Tsukimi (月見), literally means viewing the moon. This festival celebrates the abundance harvest and the beauty of the full moon. On the same day, you can also see bunnies on the moon pounding mochi (glutinous rice cake).


According to the lunar calendar, the fifteenth day of every month has the fullest moon. However, the moon is the fullest and the biggest on the fifteenth night of the eighth month on the lunar calendar, which was on the September 13 this year. That specific full moon is also called harvest moon.

The festival has been around for a long time, but in the beginning, only royal families would appreciate the full moon and have celebrations for it. This tradition could trace back to Nara and Heian periods when the aristocrats enjoy moon-viewing parties while composing poetries.

In Edo period, tsukimi is popularized among farmers and it was closely related to the autumn festival, which involves celebrating the abundance harvests and offering deities their fresh crops.
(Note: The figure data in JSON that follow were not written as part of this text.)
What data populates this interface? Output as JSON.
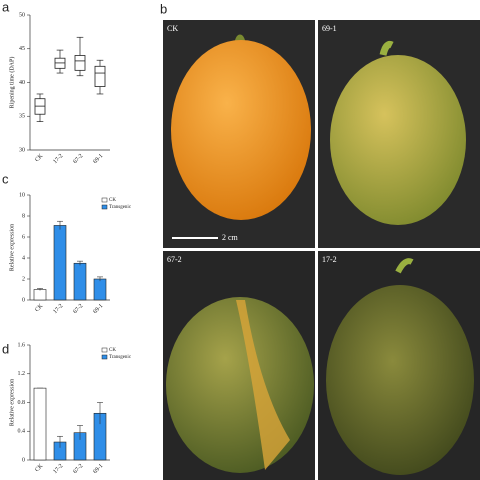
{
  "chart_data": [
    {
      "type": "box",
      "panel_label": "a",
      "y_label": "Ripening time (DAP)",
      "categories": [
        "CK",
        "17-2",
        "67-2",
        "69-1"
      ],
      "min": [
        34.2,
        41.4,
        41.0,
        38.3
      ],
      "q1": [
        35.3,
        42.1,
        41.8,
        39.4
      ],
      "median": [
        36.5,
        42.9,
        43.2,
        41.4
      ],
      "q3": [
        37.6,
        43.6,
        44.0,
        42.4
      ],
      "max": [
        38.3,
        44.8,
        46.7,
        43.3
      ],
      "color": "#ffffff",
      "ylim": [
        30,
        50
      ],
      "yticks": [
        30,
        35,
        40,
        45,
        50
      ]
    },
    {
      "type": "bar",
      "panel_label": "c",
      "y_label": "Relative expression",
      "categories": [
        "CK",
        "17-2",
        "67-2",
        "69-1"
      ],
      "series": [
        {
          "name": "CK",
          "color": "#ffffff",
          "values": [
            1.0,
            null,
            null,
            null
          ],
          "errors": [
            0.1,
            null,
            null,
            null
          ]
        },
        {
          "name": "Transgenic",
          "color": "#2f8ee8",
          "values": [
            null,
            7.1,
            3.5,
            2.0
          ],
          "errors": [
            null,
            0.4,
            0.2,
            0.2
          ]
        }
      ],
      "ylim": [
        0,
        10
      ],
      "yticks": [
        0,
        2,
        4,
        6,
        8,
        10
      ],
      "legend": "top-right"
    },
    {
      "type": "bar",
      "panel_label": "d",
      "y_label": "Relative expression",
      "categories": [
        "CK",
        "17-2",
        "67-2",
        "69-1"
      ],
      "series": [
        {
          "name": "CK",
          "color": "#ffffff",
          "values": [
            1.0,
            null,
            null,
            null
          ],
          "errors": [
            0.0,
            null,
            null,
            null
          ]
        },
        {
          "name": "Transgenic",
          "color": "#2f8ee8",
          "values": [
            null,
            0.25,
            0.38,
            0.65
          ],
          "errors": [
            null,
            0.08,
            0.1,
            0.15
          ]
        }
      ],
      "ylim": [
        0,
        1.6
      ],
      "yticks": [
        0,
        0.4,
        0.8,
        1.2,
        1.6
      ],
      "legend": "top-right"
    }
  ],
  "photos": {
    "panel_label": "b",
    "scale_bar": "2 cm",
    "panels": [
      {
        "label": "CK"
      },
      {
        "label": "69-1"
      },
      {
        "label": "67-2"
      },
      {
        "label": "17-2"
      }
    ]
  }
}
The first astronauts are bunnies


How did the bunnies get on the moon? Legend has it that the Old Man of the Moon visited earth to test the kindness of three animals: fox, monkey and rabbit.
The Old Man transformed himself in a beggar and asked for the three animals for some food. The fox hunted fish for the beggar, while the monkey gathered food for him. Only rabbit did not go out and search for anything for the Old Man.

The rabbit confessed that he was incapable to hunt fish and gather fruits like the fox and the monkey. So, he decided to sacrifice himself for the beggar to eat.

The Old Man was touched by the bunny’s kind-heartedness. He then transformed back to his original form and brought the bunnies to live with him on the moon and have eternal lives.

Why pounding mochi?

In Japan, it is said that there were rabbits pounding mochi rice cakes with a mallet. One of the explanation is that the word “Mochizuki”, meaning full moon sounds like the word “Mochi-tsuki”, which means pounding mochi. Therefore, people started to associate the two together and created this adorable image of bunnies making mochi.


How to host a moon-viewing party

There are other practices and traditions for this day. Since this festival combines the celebration of harvesting crops, hence giving offerings to the Moon God is one of the traditions. According to a Japanese festival pundit, this is an ancient Shinto tradition where offerings of mochi and crops, including chestnuts and taros, are offered to the Moon God to show gratitude for the fall harvest.

Another practice is to decorate roofs with pampas grass. Pampas grass is usually used as offerings and to welcome the season of fall. People sometimes decorate their house roofs with pampas grass for celebration purpose.

Food-wise, it goes without saying that mochi is one of them. There are more than 10 varieties of mochis in Japan. However, the Tsukimi mochis are plain and only sweetened slightly with sugar.

Chestnut is another dish for Tsukimi because the harvesting season for chestnut usually occurs in the fall. Similar to western culture, pumpkin is also part of the seasonal food. People can go chestnut and pumpkin picking on the day of the celebration.

There are more dishes that takes reference from the full-moon day. Sometimes there are “tsukimi udon” and “tsukimi rice bowls”. These dishes are usually topped with a raw egg. This is because the yolk of an egg reminds people of the full-moon, therefore many restaurants took the reference and created a series of tsukimi dishes.